L’objet de ce rapport est d’évaluer la contribution de la biodiversité à l’économie, à travers notamment ce que vous appelez les « biens et services rendus par les écosystèmes ». Et donc, une fois que vous aurez calculé combien ça rapporte, vous pourrez en déduire les dégâts que causerait à l’économie mondiale l’érosion – l’effondrement ? – de la biodiversité. C’est pour cela qu’on appelle parfois la TEEB le « rapport Stern » de la biodiversité : le but est de chiffrer le coût de l’inaction, au lieu de simplement chiffrer le coût de l’action. Parce qu’évidemment, protéger la biodiversité, ça a un coût. Et si modeste soit ce coût, en temps de crise, ce sera toujours trop cher. Mais si en face du coût de la protection (mettons, pure hypothèse de travail, 1% du PIB), le coût de l’inaction – laisser la biodiversité partir en quenouille – s’avère cinq, six, ou sept fois plus cher que le coût de l’action, vous faites quoi ? Vous agissez, bien sûr. Enfin, ce n’est même pas si sûr, parce qu’il faut s’attendre, comme toujours avec vous, à un déferlement de scepticisme, orchestré par des gens qui mettent leur talent et leur efficacité rhétorique au service du doute, de la peur et de l’inaction… Mais c’est un autre débat.

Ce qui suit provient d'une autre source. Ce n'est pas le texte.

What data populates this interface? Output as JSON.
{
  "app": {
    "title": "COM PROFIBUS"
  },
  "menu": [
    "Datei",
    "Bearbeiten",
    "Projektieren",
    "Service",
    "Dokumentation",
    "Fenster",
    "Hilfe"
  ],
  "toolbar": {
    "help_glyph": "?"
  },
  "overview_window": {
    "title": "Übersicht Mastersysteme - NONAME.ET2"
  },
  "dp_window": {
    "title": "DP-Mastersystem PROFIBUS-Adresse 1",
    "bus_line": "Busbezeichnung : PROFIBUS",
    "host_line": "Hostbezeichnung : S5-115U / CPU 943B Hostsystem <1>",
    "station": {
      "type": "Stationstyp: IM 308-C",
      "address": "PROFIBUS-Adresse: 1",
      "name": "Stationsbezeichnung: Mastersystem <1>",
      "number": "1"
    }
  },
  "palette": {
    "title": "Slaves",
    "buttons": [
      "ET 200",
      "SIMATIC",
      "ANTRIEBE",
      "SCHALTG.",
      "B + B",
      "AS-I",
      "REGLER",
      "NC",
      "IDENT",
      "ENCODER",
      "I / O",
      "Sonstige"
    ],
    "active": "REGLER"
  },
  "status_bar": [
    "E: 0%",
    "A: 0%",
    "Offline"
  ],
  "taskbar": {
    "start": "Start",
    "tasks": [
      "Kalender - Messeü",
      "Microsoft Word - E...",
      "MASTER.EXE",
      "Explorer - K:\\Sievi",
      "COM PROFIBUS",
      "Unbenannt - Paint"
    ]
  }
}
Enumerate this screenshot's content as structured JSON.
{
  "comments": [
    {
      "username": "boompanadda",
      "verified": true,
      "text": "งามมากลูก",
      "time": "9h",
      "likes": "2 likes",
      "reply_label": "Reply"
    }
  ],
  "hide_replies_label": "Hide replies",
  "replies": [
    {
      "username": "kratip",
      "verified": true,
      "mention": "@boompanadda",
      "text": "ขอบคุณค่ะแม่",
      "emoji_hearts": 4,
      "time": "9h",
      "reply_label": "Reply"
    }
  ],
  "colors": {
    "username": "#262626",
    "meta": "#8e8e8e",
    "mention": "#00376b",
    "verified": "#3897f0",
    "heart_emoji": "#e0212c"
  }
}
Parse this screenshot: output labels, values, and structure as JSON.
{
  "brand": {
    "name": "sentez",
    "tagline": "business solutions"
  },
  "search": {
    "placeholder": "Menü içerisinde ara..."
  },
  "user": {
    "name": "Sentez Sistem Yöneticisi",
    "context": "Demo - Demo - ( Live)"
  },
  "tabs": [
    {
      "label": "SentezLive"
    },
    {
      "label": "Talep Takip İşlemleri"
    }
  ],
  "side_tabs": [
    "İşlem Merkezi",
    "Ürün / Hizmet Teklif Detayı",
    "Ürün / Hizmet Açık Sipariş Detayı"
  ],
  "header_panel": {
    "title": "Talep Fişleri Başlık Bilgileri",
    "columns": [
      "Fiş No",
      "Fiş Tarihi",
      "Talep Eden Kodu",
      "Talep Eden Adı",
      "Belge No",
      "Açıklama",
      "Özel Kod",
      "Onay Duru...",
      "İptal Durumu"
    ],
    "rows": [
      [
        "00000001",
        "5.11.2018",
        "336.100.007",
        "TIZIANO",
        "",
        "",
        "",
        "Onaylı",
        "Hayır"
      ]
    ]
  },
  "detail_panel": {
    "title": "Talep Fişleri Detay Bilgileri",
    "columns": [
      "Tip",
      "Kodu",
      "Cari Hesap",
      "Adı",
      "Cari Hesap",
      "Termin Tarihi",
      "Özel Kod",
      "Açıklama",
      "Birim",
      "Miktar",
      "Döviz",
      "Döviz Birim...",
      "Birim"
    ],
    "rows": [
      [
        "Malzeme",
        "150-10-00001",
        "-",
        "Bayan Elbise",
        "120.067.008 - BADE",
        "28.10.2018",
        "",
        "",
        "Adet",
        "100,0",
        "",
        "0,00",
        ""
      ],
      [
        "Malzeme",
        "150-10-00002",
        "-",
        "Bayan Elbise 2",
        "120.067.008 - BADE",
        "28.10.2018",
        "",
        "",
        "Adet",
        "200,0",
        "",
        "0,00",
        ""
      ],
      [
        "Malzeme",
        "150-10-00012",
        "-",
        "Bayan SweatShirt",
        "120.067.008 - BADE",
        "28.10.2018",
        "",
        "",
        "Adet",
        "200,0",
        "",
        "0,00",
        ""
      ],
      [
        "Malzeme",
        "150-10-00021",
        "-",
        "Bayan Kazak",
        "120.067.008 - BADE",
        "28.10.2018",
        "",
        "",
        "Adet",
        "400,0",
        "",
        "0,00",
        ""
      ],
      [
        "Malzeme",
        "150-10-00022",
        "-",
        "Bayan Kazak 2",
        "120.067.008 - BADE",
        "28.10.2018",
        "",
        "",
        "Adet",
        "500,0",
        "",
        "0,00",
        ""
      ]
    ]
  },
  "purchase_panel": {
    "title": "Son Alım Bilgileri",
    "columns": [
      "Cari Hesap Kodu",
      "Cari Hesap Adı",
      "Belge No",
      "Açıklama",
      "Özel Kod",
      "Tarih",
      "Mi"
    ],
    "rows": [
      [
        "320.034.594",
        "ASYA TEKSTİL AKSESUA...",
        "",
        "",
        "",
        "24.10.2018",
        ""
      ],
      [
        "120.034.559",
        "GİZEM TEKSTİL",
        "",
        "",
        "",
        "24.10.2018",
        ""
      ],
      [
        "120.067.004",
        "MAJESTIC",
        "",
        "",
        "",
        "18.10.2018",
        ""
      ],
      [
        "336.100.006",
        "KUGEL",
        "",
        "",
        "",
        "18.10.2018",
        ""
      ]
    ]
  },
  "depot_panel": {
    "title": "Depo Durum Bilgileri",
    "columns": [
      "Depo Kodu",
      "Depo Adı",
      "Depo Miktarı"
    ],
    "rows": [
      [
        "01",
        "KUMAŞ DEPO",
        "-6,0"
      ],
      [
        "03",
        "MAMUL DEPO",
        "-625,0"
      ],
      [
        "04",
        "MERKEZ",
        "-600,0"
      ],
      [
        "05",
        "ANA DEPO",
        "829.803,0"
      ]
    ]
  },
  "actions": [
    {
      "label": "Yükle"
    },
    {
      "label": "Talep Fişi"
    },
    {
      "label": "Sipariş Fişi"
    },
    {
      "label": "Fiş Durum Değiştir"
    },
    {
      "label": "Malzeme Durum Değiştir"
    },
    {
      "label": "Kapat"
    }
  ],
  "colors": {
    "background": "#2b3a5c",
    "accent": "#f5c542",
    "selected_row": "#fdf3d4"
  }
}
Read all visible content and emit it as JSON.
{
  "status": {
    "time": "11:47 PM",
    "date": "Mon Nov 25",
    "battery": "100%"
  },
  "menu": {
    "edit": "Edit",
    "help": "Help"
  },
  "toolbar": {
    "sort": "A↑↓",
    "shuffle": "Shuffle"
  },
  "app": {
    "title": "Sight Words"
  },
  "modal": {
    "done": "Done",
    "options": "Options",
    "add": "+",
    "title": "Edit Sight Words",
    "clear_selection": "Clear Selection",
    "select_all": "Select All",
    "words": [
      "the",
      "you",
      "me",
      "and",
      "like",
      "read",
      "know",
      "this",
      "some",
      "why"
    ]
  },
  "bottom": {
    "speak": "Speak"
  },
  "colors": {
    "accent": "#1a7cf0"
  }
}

Revenons pour l’instant sur ces fameux « services rendus par les écosystèmes ». Les économistes à l’œuvre sur la TEEB se sont largement inspirés d’un autre travail, colossal, réalisé sous l’égide de l’ONU en 2005 : le « Millenium Ecosystem Assesment » ou « évaluation des écosystèmes pour le millénaire ». Et dans ce rapport, apparaissait une classification de ces fameux services. Y sont notamment distingués :

- des services d’approvisionnement : nourriture, fibres, matériaux, combustibles issus de la biomasse, ressources biochimiques ou génétiques
- des services de régulation : régulation locale ou globale du climat, épuration des eaux, recyclage des déchets, pollinisation, fixation des sols et lutte contre l’érosion, lutte contre les ravageurs de l’agriculture, etc.
- des services culturels, récréatifs, spirituels
- des services de soutien : la production primaire de matière organique (notamment grâce à la photosynthèse) et le recyclage des nutriments essentiels à la vie.

Tous les êtres vivants participent de ce travail d’équipe à l’échelle planétaire : de la bactérie au séquoia géant, en passant par les coraux ou les requins. Mais, et ce n’est pas pour faire du corporatisme, permettez-moi de regarder d’un peu plus près le travail que nous, les insectes, réalisons pour vous. Et vous verrez, c’est du lourd !

La pollinisation : c’est nous… Le seul travail des abeilles est estimé à 110 milliards d’euros. Plus du tiers de l’agriculture mondiale en dépend directement. Le traitement et le recyclage des déchets, c’est, avec les champignons et les bactéries, encore nous : nous sommes les Veolia et les Suez de la nature. Pas un tronc d’arbre, pas une feuille, pas une déjection, pas un cadavre d’animal qui ne soit traité, décomposé, enfoui et recyclé par nous. Pas d’agriculture, pas d’élevage, pas de foresterie possible sans nous. La lutte contre les ravageurs, c’est encore nous : carabes, coccinelles, syrphes et autres insectes carnassiers sont les protecteurs de vos légumes, de vos fraises, de vos vignes ou de vos arbres fruitiers… Les services récréatifs ou culturels ? Que serait la Provence sans les cigales ? Que serait un jardin sans papillons, sans cétoines dorées, ou la forêt sans grand capricorne, votre serviteur ?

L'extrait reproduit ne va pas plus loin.